The number of Americans without health insurance continued to climb in 2018, and has increased by nearly 30% in the past two years.
That increase corresponds to about 7 million additional Americans who do not have health insurance, according to data released yesterday by Gallup.
Nationwide, 13.7% of Americans had no health insurance, according to the report. While still way below the high-water mark of 18% set in the third quarter of 2013, the number has been rising steadily since it hit its low point of 10.9% in the fourth quarter of 2016.
During the course of the past two years, more younger people, more women, and more individuals with lower annual household incomes have lost their health insurance. More than 21% of individuals between the ages of 18 and 34 don’t have health insurance, up from 16.8% at the end of 2016.
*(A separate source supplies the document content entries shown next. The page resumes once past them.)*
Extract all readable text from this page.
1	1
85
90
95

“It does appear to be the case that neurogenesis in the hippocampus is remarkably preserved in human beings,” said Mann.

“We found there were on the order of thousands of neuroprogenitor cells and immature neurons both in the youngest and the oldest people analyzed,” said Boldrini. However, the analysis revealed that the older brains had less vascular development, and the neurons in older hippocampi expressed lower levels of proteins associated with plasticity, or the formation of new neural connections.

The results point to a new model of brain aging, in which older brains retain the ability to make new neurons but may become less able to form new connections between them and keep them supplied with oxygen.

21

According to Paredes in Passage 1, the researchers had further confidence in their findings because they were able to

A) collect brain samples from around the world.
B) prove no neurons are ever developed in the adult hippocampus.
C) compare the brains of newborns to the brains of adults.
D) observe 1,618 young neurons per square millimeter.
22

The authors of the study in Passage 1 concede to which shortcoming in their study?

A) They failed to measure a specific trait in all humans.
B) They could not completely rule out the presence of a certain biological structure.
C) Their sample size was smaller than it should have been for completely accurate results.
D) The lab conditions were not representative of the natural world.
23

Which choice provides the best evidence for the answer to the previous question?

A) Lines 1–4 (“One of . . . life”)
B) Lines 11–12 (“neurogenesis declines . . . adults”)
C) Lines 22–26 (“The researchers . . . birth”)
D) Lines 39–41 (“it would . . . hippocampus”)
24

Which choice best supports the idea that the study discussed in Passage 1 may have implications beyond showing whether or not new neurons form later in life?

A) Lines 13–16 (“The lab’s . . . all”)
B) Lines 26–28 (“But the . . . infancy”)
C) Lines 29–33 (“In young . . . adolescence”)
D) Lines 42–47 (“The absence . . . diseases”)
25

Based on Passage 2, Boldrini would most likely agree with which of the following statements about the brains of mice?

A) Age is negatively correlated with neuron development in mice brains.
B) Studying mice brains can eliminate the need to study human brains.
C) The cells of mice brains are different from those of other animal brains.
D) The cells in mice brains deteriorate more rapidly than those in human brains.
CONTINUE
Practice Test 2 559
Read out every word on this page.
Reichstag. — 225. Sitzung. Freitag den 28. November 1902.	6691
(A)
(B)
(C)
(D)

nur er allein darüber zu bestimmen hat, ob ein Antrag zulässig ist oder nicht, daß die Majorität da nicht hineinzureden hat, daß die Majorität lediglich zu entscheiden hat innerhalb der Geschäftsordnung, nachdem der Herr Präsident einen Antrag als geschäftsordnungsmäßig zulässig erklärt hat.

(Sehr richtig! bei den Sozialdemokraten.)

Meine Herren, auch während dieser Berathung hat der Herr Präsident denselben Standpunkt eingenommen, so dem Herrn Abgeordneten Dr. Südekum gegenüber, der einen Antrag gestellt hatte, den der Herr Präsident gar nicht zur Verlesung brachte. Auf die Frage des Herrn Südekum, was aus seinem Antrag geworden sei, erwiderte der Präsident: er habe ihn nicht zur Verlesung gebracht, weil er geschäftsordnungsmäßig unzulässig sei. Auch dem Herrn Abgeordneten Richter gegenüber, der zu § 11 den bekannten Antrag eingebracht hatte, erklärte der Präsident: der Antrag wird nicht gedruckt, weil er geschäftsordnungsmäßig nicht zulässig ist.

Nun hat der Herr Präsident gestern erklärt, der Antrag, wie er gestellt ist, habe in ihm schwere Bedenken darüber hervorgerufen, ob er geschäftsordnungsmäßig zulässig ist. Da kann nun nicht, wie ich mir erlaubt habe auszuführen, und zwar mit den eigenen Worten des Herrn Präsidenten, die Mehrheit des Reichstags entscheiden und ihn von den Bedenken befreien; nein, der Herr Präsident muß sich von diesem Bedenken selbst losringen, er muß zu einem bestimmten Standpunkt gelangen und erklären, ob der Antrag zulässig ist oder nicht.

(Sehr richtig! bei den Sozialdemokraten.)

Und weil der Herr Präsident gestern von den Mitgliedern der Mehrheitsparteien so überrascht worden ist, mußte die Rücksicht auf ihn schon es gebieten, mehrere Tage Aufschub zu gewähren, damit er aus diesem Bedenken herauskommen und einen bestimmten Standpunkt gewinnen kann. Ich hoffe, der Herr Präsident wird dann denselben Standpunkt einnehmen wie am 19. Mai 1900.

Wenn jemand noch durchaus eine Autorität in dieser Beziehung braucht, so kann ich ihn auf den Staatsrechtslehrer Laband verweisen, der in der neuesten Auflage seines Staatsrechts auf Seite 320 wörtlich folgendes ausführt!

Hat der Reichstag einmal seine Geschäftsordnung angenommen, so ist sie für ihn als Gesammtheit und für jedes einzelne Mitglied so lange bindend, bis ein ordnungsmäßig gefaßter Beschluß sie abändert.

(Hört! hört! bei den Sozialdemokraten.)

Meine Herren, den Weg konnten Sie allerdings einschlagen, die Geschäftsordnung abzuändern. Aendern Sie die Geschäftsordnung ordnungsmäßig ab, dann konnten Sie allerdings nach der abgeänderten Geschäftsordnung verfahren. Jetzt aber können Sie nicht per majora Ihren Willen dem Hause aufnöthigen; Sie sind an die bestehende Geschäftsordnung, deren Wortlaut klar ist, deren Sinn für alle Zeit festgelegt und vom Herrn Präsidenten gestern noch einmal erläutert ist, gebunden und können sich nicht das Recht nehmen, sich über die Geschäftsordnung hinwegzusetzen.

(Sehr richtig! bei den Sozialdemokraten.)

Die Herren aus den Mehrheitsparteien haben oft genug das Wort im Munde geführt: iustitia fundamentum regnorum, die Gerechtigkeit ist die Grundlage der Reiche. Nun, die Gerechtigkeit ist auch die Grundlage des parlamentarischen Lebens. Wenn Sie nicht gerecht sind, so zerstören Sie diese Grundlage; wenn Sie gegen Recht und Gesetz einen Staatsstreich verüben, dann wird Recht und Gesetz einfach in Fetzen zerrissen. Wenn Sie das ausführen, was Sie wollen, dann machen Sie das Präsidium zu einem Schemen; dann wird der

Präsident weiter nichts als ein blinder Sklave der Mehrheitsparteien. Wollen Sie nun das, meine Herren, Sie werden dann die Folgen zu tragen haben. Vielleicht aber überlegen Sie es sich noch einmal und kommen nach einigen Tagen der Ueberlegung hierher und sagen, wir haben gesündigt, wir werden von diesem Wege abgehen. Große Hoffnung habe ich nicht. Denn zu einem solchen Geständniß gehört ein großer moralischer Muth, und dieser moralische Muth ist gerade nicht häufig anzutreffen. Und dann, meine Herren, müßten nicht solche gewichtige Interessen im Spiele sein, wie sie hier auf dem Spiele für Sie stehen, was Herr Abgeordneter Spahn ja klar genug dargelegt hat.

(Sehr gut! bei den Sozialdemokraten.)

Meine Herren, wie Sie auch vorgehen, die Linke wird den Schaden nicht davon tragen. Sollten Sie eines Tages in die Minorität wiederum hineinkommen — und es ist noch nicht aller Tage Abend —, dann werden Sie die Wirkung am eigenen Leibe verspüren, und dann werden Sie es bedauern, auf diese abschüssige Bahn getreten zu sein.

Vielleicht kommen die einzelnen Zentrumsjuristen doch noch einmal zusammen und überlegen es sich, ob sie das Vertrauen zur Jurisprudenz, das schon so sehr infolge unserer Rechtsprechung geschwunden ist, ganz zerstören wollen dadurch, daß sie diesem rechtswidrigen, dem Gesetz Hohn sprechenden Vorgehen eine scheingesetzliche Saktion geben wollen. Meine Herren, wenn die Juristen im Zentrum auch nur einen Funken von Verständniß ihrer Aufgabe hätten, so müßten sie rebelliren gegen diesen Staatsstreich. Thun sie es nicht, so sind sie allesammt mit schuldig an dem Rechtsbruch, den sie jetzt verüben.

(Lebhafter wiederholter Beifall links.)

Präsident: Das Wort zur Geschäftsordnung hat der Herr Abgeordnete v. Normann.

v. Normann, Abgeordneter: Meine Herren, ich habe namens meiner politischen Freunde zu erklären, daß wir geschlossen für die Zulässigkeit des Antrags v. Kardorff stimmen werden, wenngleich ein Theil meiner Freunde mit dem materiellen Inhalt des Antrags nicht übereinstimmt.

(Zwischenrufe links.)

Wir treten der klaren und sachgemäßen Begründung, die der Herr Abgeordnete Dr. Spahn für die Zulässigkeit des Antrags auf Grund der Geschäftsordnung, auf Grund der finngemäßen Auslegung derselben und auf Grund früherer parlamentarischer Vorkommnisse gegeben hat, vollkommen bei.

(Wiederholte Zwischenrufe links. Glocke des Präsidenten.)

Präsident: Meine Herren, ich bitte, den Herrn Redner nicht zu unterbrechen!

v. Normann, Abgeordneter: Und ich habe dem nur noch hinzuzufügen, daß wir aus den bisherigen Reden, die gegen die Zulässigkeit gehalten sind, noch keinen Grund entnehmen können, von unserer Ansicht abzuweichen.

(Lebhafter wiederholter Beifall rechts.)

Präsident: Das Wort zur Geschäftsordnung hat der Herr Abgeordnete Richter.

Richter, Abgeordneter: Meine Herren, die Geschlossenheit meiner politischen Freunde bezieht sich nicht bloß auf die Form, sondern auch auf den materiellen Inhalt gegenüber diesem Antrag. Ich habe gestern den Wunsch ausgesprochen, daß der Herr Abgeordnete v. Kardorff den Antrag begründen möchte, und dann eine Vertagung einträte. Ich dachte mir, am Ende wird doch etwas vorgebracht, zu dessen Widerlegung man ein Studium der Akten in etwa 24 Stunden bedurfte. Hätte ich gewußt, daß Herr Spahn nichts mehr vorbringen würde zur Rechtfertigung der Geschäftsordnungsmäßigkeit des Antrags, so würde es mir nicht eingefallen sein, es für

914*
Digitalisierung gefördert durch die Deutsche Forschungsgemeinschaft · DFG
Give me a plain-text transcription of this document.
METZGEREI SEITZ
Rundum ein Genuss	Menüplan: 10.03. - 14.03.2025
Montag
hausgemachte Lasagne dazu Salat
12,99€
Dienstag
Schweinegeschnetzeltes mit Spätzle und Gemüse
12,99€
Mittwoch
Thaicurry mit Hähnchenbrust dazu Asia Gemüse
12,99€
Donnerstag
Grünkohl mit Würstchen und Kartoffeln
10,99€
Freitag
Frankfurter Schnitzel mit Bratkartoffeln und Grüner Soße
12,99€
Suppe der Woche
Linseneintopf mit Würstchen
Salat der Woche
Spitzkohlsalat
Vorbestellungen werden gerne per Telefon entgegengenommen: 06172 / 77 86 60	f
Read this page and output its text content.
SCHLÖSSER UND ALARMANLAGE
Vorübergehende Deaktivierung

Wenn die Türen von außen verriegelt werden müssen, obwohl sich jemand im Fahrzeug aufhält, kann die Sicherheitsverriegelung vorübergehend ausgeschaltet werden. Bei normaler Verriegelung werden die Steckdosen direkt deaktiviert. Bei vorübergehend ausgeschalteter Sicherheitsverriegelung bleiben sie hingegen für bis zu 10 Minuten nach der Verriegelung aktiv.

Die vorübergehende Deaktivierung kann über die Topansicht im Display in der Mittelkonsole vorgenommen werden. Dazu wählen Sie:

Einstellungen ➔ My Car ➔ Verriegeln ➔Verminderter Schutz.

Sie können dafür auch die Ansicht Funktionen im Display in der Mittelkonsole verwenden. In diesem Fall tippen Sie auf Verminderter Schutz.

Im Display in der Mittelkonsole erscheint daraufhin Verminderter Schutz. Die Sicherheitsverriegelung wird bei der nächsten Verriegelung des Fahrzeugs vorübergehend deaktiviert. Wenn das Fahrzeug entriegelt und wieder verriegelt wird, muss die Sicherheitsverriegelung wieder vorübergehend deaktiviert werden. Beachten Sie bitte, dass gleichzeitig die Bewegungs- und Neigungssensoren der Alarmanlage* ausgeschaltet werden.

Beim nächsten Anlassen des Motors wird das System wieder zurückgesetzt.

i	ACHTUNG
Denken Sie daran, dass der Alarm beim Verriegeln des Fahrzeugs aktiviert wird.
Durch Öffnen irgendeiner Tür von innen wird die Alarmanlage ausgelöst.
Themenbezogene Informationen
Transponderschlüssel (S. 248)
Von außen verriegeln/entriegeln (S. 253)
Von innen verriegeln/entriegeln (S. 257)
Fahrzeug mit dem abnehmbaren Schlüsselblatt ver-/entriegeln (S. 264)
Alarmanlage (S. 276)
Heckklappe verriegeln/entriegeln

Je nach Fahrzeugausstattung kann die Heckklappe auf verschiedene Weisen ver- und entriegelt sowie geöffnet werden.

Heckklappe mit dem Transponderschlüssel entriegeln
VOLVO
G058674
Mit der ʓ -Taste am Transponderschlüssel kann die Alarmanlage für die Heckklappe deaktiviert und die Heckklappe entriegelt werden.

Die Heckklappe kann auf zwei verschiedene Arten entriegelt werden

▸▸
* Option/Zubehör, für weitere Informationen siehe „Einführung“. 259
Nearly 45% of households with annual incomes of less than $48,000 did not have health insurance, up from 39% two years ago, and compared with 9.5% of households with annual incomes in excess of $90,000.
Geographically, more individuals living in the South and the Western portions of the U.S. do not have health insurance, compared with those living in the East or Midwest.
Among the likely reasons why more individuals are losing their health insurance are: higher premiums and deductibles, more work requirements needed to obtain healthcare coverage in certain states, and an increase in the number of individuals who think the Affordable Care Act has been repealed.